# Another Day At The Office



## LDUBS (Aug 10, 2018)

Got out again this morning. Trolled 45'-55' deep OTW. Managed to limit out with 5 trout by 9:30 am. Nothing spectacular. Fish from 12" to 17". Also had some fun catching & releasing three bass. 

Here are some pics. The last pic shows the amount of smoke in the atmosphere from all of the wildfires happening.


----------



## thedude (Aug 10, 2018)

Looks like a calm day!


----------



## LDUBS (Aug 10, 2018)

There was a breeze when I first got out that put a nice ripple on the water. Breeze was welcome because it was turning into a 100 deg day. Unfortunately it died down to about nothing around 9:00 or so.
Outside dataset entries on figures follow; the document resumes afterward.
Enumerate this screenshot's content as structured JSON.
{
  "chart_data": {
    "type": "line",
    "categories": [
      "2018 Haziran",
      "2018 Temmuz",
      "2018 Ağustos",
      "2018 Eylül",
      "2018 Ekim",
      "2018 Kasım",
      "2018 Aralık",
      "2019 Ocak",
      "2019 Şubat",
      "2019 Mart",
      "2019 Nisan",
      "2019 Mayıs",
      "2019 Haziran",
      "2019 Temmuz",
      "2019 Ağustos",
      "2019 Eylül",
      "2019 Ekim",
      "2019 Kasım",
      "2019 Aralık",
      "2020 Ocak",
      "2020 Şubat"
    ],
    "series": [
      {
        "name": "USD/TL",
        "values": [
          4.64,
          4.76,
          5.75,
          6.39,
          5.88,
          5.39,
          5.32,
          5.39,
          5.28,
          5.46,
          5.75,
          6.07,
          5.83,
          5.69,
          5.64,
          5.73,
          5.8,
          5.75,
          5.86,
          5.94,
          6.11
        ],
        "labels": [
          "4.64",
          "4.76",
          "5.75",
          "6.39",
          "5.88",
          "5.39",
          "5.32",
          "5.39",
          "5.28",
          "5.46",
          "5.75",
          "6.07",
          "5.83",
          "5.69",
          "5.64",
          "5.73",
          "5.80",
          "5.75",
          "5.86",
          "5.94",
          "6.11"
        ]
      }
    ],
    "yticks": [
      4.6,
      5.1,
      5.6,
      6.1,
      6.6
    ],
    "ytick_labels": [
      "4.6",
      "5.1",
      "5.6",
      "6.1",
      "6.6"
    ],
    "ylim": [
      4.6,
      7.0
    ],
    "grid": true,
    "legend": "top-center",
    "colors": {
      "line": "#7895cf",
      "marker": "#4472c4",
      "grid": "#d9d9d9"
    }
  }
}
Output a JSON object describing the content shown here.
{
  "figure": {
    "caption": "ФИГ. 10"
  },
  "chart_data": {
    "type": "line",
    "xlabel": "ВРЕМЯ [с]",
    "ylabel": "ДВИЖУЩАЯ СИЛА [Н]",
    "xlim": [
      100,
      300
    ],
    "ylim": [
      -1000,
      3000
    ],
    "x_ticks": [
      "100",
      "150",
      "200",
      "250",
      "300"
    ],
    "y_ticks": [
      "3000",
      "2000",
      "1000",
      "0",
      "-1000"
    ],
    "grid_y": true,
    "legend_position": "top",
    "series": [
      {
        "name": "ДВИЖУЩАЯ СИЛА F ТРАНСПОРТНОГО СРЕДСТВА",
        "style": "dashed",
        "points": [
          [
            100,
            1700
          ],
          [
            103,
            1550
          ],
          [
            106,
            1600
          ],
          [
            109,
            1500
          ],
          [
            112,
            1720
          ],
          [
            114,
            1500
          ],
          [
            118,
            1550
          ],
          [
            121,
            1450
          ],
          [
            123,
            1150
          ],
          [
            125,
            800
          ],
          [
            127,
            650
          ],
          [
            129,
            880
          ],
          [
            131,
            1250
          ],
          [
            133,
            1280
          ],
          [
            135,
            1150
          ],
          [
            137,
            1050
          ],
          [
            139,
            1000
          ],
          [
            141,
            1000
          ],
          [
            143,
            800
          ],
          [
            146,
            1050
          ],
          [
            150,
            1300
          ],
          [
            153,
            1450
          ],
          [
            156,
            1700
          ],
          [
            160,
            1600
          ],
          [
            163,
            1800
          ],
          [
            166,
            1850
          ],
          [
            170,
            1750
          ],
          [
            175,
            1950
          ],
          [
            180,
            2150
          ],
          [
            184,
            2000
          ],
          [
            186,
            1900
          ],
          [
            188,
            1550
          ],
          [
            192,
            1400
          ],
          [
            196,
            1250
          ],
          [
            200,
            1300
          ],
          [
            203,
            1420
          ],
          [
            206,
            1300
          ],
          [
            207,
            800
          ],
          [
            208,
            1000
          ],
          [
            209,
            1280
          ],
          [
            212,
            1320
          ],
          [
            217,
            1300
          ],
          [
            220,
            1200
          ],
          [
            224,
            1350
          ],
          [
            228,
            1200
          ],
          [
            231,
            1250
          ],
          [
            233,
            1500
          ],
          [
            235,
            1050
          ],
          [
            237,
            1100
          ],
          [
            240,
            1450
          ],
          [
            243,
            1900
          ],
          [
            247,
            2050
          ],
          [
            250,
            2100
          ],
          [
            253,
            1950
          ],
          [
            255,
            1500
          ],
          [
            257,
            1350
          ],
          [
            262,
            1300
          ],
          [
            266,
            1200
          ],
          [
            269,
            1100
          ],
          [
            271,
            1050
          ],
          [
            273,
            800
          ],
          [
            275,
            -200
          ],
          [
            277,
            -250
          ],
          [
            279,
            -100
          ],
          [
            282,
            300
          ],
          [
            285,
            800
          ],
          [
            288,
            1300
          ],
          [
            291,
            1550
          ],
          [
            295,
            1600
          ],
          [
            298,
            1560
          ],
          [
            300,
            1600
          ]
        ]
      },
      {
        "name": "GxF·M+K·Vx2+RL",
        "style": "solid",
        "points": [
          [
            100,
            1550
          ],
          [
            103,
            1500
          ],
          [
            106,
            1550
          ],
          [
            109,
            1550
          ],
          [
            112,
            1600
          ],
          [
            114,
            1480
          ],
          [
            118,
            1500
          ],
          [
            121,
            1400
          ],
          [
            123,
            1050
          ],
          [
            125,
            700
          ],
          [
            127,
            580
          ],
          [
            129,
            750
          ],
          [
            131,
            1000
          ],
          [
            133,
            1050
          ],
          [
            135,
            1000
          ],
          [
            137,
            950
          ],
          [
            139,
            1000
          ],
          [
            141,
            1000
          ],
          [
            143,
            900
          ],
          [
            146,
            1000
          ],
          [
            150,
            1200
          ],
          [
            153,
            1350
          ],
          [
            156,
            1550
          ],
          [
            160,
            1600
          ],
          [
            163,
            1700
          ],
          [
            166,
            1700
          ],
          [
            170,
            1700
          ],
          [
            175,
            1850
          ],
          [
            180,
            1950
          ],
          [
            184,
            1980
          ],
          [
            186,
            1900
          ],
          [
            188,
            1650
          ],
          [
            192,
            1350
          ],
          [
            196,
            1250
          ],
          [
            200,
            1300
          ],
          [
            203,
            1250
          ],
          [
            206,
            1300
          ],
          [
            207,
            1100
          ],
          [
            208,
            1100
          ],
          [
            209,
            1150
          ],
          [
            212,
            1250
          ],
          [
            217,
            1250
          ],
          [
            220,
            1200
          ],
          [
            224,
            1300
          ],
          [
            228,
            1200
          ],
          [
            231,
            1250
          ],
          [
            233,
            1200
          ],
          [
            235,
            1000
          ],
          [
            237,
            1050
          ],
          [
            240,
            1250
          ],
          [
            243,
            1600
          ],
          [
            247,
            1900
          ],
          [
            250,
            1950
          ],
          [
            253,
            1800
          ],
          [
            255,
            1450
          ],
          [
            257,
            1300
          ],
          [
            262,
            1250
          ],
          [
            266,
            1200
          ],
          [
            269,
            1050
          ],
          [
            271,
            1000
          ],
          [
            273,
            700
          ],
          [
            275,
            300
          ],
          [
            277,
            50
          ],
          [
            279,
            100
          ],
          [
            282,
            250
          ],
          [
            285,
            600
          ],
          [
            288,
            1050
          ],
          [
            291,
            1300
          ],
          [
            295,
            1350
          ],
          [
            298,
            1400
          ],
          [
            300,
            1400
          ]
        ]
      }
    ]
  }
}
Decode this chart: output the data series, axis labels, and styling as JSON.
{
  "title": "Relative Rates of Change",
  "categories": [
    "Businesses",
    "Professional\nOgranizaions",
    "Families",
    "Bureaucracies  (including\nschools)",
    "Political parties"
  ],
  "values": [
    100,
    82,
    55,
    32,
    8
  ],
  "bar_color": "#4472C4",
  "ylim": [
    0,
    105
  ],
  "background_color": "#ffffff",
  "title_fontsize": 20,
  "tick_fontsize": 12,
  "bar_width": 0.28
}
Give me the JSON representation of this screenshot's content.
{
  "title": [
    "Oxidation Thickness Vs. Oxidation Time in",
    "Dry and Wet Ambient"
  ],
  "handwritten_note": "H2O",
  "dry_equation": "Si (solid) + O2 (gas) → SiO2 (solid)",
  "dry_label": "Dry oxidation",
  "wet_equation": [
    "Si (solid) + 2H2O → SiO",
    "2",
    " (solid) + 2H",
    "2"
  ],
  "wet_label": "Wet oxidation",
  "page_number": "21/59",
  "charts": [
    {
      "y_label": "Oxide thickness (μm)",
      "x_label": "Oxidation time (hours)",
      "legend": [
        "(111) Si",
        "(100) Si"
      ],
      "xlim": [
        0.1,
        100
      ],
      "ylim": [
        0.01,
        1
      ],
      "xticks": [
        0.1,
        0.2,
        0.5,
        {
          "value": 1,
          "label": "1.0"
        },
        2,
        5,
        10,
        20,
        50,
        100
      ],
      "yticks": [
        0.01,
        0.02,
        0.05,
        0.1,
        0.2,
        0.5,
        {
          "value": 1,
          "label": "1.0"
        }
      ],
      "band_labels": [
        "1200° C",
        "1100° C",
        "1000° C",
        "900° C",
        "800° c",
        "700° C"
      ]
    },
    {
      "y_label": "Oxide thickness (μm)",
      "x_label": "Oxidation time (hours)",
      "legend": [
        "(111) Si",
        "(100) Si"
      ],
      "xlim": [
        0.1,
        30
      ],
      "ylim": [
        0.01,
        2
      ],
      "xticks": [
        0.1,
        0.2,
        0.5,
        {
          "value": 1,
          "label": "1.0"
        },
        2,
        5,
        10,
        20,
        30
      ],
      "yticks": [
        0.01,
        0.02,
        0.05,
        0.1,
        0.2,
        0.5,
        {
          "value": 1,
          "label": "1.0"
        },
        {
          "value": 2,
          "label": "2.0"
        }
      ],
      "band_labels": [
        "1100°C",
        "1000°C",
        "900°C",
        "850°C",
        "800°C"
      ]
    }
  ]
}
It was fun scooting back to the ramp on calm water -- about a 4 mile run from where I was trolling. 

I didn't mention it in my original post, but this was one of those times the Navionics map paid off. I had picked up two trout and some bass then things went dead. I was looking at a nearby area with a steep drop that followed a sharp bend in the old creek bed. Top of the bank was about 105' down and dropped quickly to something like 140'. Decided it looked like a place were fish would hold so I went over and bingo! Picked up three more trout for the limit almost as fast as I could get the lines out. Needless to say that area is marked on my FF for future reference.


----------